Лёва. Вспомнилось его лицо, светлые длинные волосы до плеч, серые глаза, щербатая улыбка (выбили в драке левый верхний клык, сломали один из нижних резцов). Что-то надолго он пропал, уже неделю не появлялся в университете, не звонил. Дэни несколько раз звонила ему сама, но никто не поднимал трубку. Мать Лёвы уехала в санаторий, и никого, кроме него самого, быть дома не могло, так куда же он делся? Затусовался? Умотал с кем-то из города? Ушёл в запой в своём подвале? Возможно абсолютно всё. Надо к нему съездить, хоть Дэни и не любила приходить даже к близким друзьям без приглашения. Если он дома или в подвале, найти его будет легко. А вот если нет…
К чёрту грустные мысли! Глоток горячего кофе обжёг горло, Дэни чуть не поперхнулась и машинально подула на чашку.
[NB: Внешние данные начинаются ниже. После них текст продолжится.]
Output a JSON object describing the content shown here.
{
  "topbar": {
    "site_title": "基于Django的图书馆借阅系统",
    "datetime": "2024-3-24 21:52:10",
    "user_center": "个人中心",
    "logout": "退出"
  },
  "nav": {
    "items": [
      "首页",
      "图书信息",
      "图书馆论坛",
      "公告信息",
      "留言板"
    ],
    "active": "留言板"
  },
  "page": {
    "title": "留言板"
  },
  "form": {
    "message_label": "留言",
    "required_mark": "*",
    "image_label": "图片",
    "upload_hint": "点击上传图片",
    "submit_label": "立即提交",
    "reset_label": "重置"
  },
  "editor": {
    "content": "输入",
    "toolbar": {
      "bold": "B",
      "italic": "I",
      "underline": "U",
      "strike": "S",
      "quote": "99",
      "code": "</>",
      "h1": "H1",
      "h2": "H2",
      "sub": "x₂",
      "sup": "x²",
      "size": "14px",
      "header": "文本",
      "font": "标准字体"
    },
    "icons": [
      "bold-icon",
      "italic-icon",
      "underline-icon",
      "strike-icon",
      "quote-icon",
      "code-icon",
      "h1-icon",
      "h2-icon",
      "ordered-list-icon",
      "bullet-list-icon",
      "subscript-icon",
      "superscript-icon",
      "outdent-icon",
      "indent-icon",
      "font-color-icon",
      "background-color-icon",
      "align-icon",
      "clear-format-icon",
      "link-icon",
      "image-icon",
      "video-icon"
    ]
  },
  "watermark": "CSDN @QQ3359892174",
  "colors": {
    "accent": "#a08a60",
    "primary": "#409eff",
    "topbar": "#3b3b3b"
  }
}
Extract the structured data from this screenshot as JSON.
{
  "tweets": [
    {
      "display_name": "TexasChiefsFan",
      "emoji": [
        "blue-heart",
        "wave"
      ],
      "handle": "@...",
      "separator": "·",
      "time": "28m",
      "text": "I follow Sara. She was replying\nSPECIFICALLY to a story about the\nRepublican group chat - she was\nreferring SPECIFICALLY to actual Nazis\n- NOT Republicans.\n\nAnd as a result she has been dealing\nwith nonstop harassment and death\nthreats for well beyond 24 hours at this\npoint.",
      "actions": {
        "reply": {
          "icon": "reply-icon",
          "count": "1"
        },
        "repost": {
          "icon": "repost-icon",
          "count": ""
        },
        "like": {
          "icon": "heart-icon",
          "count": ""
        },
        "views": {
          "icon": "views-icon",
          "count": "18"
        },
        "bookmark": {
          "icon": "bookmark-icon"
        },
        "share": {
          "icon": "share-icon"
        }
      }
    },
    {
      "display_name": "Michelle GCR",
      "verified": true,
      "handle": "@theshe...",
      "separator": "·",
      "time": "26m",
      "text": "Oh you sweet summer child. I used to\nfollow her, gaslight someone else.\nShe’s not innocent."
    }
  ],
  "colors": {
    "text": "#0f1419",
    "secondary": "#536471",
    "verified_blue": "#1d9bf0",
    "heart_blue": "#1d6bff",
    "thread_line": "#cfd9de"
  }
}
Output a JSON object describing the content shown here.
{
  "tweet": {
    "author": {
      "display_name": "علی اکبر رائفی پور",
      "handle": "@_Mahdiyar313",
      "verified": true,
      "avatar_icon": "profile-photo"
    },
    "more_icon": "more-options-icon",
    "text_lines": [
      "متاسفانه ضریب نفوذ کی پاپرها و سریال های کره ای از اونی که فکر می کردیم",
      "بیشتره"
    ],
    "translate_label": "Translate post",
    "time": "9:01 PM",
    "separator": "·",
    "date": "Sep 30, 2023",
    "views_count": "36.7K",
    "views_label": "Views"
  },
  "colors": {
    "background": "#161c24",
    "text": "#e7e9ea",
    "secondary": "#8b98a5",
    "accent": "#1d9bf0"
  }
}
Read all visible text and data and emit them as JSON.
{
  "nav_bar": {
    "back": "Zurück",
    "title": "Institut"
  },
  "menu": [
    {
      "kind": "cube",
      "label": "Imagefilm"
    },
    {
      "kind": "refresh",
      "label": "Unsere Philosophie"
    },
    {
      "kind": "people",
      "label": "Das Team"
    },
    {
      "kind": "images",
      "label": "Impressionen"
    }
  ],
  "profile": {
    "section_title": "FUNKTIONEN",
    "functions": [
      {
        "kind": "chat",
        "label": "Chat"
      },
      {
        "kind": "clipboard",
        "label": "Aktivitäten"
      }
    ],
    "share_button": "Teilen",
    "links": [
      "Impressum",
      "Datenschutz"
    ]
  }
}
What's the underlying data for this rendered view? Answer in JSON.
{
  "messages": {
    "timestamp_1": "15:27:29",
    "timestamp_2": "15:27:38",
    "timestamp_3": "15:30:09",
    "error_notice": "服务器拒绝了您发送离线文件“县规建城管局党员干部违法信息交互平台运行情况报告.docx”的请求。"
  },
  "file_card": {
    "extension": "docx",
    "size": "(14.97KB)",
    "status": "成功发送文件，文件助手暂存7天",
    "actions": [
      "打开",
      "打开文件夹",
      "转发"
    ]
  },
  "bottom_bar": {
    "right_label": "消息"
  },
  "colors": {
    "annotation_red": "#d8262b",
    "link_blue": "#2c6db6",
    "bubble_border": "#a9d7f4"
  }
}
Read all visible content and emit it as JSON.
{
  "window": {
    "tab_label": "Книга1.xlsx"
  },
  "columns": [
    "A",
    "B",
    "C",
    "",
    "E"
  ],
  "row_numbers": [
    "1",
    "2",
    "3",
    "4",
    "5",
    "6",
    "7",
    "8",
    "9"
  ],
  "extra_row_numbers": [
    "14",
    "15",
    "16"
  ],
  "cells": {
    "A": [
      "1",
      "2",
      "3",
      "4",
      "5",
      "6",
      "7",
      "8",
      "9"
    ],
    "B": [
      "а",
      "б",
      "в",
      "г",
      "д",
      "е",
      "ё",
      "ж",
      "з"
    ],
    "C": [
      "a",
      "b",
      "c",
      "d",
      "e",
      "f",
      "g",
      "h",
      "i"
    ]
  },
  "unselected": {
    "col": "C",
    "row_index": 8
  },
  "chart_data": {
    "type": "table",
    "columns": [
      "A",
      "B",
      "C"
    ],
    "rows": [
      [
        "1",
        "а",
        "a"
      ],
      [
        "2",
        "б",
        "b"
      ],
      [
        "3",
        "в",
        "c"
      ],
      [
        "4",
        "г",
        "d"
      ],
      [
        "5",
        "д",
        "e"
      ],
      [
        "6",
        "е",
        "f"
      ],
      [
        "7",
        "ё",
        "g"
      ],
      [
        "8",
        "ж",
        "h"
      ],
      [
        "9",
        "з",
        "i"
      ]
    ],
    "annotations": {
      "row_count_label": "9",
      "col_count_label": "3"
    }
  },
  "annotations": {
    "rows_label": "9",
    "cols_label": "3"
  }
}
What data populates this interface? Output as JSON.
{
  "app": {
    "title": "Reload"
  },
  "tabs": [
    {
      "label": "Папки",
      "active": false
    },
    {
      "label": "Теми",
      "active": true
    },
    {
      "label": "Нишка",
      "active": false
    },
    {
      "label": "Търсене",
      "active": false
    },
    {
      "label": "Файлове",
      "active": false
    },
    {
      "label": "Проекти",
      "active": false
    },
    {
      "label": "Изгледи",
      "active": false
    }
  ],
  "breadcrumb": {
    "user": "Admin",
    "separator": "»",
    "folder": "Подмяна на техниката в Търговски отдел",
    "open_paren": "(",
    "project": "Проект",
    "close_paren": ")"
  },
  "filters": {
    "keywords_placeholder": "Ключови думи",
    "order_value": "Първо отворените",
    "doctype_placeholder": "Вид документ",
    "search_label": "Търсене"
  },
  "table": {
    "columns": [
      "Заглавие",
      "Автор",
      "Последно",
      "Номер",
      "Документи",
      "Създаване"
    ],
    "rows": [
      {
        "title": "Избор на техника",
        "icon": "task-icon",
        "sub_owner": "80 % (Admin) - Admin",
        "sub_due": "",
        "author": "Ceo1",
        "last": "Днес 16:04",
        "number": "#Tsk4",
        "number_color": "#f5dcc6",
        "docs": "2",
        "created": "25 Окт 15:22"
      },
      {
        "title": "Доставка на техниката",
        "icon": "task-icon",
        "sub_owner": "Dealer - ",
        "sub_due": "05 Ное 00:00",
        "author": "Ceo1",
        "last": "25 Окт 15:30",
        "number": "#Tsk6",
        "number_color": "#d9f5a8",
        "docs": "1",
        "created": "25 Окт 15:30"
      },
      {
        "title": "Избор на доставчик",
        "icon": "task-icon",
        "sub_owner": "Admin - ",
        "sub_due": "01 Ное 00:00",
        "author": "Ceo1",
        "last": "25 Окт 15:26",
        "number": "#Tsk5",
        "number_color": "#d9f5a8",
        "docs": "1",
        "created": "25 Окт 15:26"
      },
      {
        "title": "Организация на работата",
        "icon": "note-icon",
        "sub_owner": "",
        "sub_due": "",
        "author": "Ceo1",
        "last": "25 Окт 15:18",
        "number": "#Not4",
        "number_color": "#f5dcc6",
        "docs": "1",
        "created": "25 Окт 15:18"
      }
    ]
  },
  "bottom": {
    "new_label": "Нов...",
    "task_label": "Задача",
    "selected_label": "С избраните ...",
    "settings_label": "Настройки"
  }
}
К чёрту… Когда они приходят хуже татарина, их не так-то легко прогнать.
Её звали Катей, но известна большинству она была, как Бонни, невысокая полненькая девчонка в огромном тёмно-синем комбинезоне, коричневой косухе и забавной формы очках, с зелёными глазами и кудрявой головой. Она тусовалась с ними около года, тогда они были тремя лучшими подругами: Дэни (ей было тогда пятнадцать), девятнадцатилетняя Аля и Бонни. Бонни было двадцать лет, она училась на третьем курсе университета, на факультете психологии, жила в общежитии, иногда ездила к родителям в деревню за двести с чем-то километров от города. Бонни всех поражала: тусовка, казалось, не мешала ей учиться без троек, быть на хорошем счету у преподавателей; Дэни тогда завидовала этому тихой завистью, потому что сама тогда уже привыкла к своим тройкам, да и из школы кандидатом на исключение оказалась тогда же.